The extent and severity of muscle weakness should be carefully elicited and documented. Patients should see their neurologist preoperatively for optimization of their medical treatment. In patients with severe weakness, preoperative treatment with either plasmapheresis or intravenous immunoglobulin therapy may be required. Patients should be prepared for the possibility of postoperative mechanical ventilation and myasthenic crisis. It is critical for the neurologist, anesthesiologist, and surgical team to work closely to achieve the best results. Recent imaging of the chest is advised preoperatively as 25% of patients with MG will have a concomitant thymoma. Although a computed tomography (CT) of the chest with intravenous contrast is preferred, magnetic resonance imaging (MRI) with and without contrast is also suitable.

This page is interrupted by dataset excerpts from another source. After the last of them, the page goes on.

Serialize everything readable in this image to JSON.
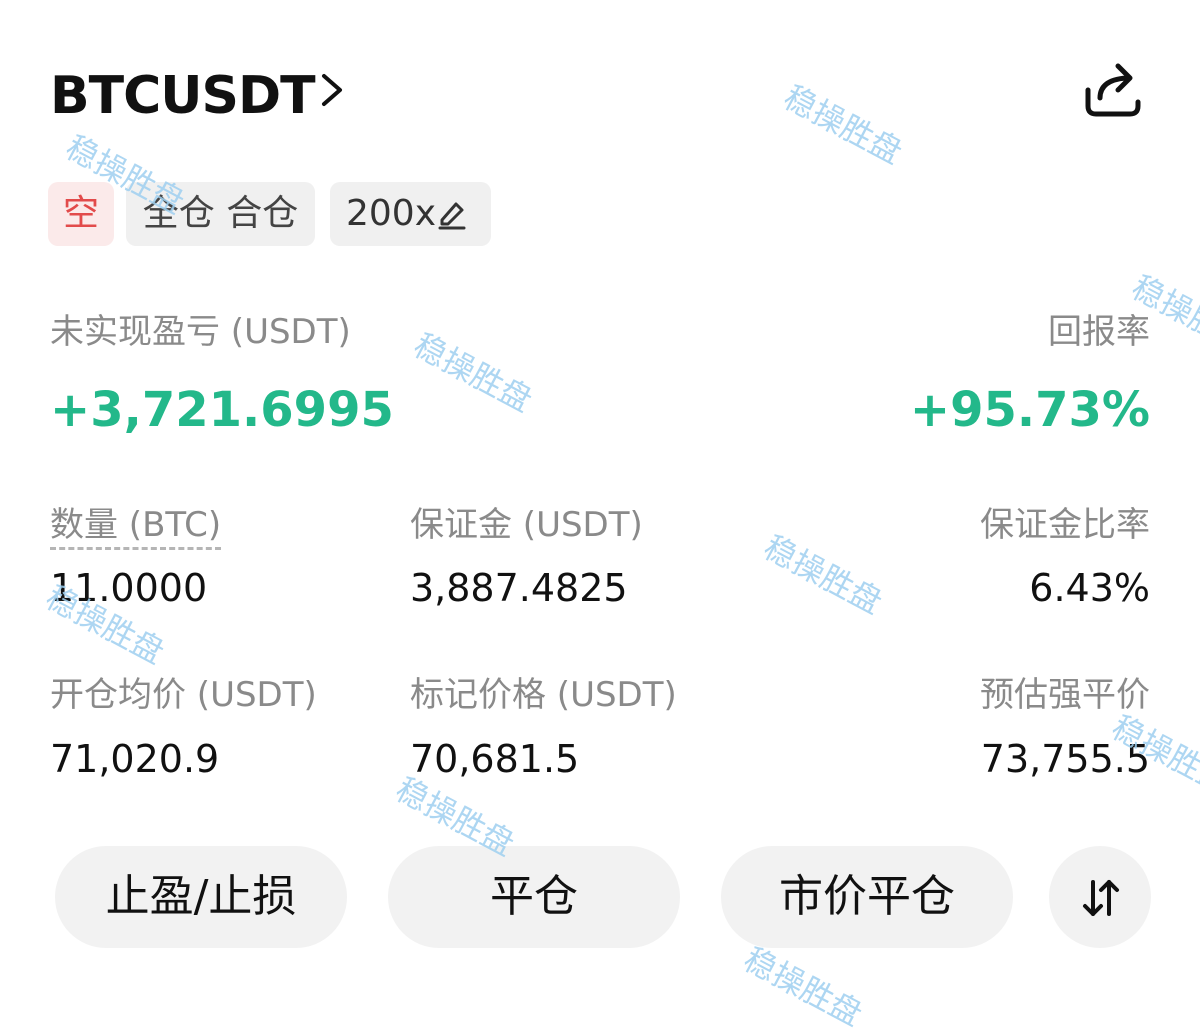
{
  "header": {
    "symbol": "BTCUSDT"
  },
  "tags": {
    "side": "空",
    "margin_mode": "全仓 合仓",
    "leverage": "200x"
  },
  "pnl": {
    "label": "未实现盈亏 (USDT)",
    "value": "+3,721.6995",
    "roe_label": "回报率",
    "roe_value": "+95.73%"
  },
  "stats": {
    "qty_label": "数量 (BTC)",
    "qty_value": "11.0000",
    "margin_label": "保证金 (USDT)",
    "margin_value": "3,887.4825",
    "margin_ratio_label": "保证金比率",
    "margin_ratio_value": "6.43%",
    "entry_label": "开仓均价 (USDT)",
    "entry_value": "71,020.9",
    "mark_label": "标记价格 (USDT)",
    "mark_value": "70,681.5",
    "liq_label": "预估强平价",
    "liq_value": "73,755.5"
  },
  "actions": {
    "tpsl": "止盈/止损",
    "close": "平仓",
    "market_close": "市价平仓"
  },
  "watermark": "稳操胜盘",
  "colors": {
    "positive": "#23b88a",
    "short_tag_bg": "#fbeaea",
    "short_tag_text": "#e24b4b",
    "button_bg": "#f2f2f2"
  },
  "icons": {
    "chevron": "chevron-right-icon",
    "share": "share-icon",
    "edit": "edit-pencil-icon",
    "swap": "swap-arrows-icon"
  }
}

Patients with known or suspected thymoma should undergo a recent CT chest with intravenous contrast to ascertain the size and extent of the lesion (Fig. 167-1). Particular attention should be paid to the possibility of invasion of surrounding structures, such as the lung, pericardium, and phrenic nerves. In addition, it is important to note if the tumor is located predominantly on one side or centrally as this may determine from which side the procedure will be approached. Careful assessment in the history and physical examination should be directed at eliciting any suspicion of undetected MG, as one-quarter of patients with newly diagnosed thymoma will have concomitant MG. As with any new surgical technique or approach, careful selection of initial cases is critical to success and progression. While scenarios such as large (>5 cm) tumors and/or those with suspected gross invasion of the thymic capsule into surrounding structures or prior sternotomy do not absolutely preclude a robotic approach, it is wise to avoid these conditions until a sufficient experience has been developed with the most straightforward cases. Informed consent for the use of robotic assistance should be obtained as a distinct portion of the procedure.